The World Organization for Animal Health (WOAH) recognized the importance of ISKNV by listing red sea bream iridoviral disease (RSIVD) as notifiable under a definition including infection with RSIV and ISKNV-like viruses (WOAH, 2019). Presently, infection with TRBIV is not included in this definition, although this is being reviewed by the Aquatic Animal Standards Commission. TRBIV infection was originally considered to be restricted to flatfishes until recent reports of disease in food and ornamental fish, such as barramundi (Lates calcarifer) and rock bream (Opleghathus fasiatus). Currently, ISKNV, RSIV and TRBIV are reported to be endemic in SE Asia and cause recurrent moderate to severe epidemics in aquaculture with sporadic emergence of disease in additional locations.

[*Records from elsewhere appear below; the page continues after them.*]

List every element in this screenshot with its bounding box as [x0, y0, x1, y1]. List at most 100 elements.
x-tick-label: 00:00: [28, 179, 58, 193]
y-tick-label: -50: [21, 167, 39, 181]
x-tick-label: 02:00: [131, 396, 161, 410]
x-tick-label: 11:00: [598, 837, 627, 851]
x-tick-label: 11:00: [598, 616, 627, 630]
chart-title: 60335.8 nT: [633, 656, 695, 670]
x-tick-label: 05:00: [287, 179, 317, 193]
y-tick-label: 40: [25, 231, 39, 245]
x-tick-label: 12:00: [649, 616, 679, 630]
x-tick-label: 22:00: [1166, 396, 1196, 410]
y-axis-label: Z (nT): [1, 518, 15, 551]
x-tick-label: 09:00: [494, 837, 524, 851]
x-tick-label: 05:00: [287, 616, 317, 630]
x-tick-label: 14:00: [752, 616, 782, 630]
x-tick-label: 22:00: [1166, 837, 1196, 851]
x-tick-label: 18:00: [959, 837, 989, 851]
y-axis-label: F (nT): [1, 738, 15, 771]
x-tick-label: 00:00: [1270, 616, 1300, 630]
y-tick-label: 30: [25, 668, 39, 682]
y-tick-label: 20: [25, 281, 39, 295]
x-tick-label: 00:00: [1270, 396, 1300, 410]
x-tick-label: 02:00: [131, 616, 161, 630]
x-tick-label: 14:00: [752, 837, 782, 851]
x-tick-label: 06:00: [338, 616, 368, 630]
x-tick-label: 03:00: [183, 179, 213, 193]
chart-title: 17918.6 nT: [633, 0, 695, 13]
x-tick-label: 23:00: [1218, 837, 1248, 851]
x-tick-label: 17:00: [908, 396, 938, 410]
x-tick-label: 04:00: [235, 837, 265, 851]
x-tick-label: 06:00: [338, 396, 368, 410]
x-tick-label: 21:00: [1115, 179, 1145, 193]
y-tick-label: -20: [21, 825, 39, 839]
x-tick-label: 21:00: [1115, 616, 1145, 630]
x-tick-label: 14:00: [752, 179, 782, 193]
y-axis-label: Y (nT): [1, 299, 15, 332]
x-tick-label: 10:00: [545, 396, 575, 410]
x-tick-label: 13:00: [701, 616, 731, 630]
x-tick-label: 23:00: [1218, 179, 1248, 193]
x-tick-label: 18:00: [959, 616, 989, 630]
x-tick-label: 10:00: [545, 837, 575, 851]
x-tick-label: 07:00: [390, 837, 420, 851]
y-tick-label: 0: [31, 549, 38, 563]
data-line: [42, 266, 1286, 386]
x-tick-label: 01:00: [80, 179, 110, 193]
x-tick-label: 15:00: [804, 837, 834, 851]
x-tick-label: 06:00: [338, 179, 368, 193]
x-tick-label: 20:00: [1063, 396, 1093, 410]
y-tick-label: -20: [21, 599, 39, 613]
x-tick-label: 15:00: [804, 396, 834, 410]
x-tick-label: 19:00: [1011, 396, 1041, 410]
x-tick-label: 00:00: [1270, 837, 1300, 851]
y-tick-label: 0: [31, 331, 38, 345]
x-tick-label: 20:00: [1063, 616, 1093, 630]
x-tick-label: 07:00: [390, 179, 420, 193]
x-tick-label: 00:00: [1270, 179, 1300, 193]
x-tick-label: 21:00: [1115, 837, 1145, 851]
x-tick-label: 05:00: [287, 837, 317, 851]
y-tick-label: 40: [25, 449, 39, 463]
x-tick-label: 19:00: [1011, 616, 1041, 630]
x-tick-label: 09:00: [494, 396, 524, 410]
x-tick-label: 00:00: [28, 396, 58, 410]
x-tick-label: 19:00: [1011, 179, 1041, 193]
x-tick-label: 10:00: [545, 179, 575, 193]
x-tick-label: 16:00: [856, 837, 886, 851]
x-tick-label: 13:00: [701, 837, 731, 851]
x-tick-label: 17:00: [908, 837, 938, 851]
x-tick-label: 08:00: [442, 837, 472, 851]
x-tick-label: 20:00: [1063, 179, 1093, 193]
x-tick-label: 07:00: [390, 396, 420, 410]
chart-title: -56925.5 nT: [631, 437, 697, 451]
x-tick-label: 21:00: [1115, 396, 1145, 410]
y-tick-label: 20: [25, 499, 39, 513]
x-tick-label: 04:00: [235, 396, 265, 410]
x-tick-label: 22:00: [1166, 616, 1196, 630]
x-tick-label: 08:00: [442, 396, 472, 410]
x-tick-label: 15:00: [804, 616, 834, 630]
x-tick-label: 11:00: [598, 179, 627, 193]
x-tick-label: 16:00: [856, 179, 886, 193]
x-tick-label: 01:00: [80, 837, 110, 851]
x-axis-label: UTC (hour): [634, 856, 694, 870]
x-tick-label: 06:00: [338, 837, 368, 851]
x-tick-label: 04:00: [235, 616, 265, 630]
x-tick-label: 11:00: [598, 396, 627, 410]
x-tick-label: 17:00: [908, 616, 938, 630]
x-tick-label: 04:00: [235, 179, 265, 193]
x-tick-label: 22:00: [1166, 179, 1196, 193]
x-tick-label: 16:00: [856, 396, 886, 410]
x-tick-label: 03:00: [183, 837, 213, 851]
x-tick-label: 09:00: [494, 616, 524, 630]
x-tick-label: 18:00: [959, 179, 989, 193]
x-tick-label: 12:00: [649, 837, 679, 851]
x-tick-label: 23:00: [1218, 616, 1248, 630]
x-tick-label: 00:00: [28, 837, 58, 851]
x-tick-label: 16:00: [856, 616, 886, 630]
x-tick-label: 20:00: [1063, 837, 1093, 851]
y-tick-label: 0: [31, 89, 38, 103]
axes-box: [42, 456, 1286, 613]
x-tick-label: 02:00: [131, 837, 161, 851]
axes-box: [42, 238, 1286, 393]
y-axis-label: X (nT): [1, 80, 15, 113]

This paper will review current literature and make recommendations to address barriers to minimizing the spread and impacts of ISKNV. Firstly, a uniform and simplified nomenclature that reflects functional differences in viruses is recommended. ISKNV disease control and revision of WOAH standards are currently hampered by confusing nomenclature. A plethora of virus names are in use due to the wide host range and terminology derived from the host fish and the virus family (Iridoviridae), without indicating the important genotype designation. At genotype level, confusion derives from the use of ISKNV as the name of the species and one of the genotypes. Further confusion arises when referring to the genotypes collectively by the genus name (Megalocytivirus) as this includes other important virus species. Improved and efficient methods for characterisation and classification of viruses are required because ISKNV is challenging to grow in cell culture. To support vaccination programs, improved genetic characterisation is required because of the close relationship of different genotypes and their association with similar pathology in an overlapping host range without showing evidence of cross protection. Finally, there is the need for further validation of fit-for-purpose diagnostic tests to facilitate international trade. These require defined purposes reflecting appropriate virus nomenclature and the different needs of disease diagnosis and high-throughput surveillance including detection of subclinical infection. Together, these recommendations will support regional surveillance and reporting to promote improved biosecurity related to ISKNV.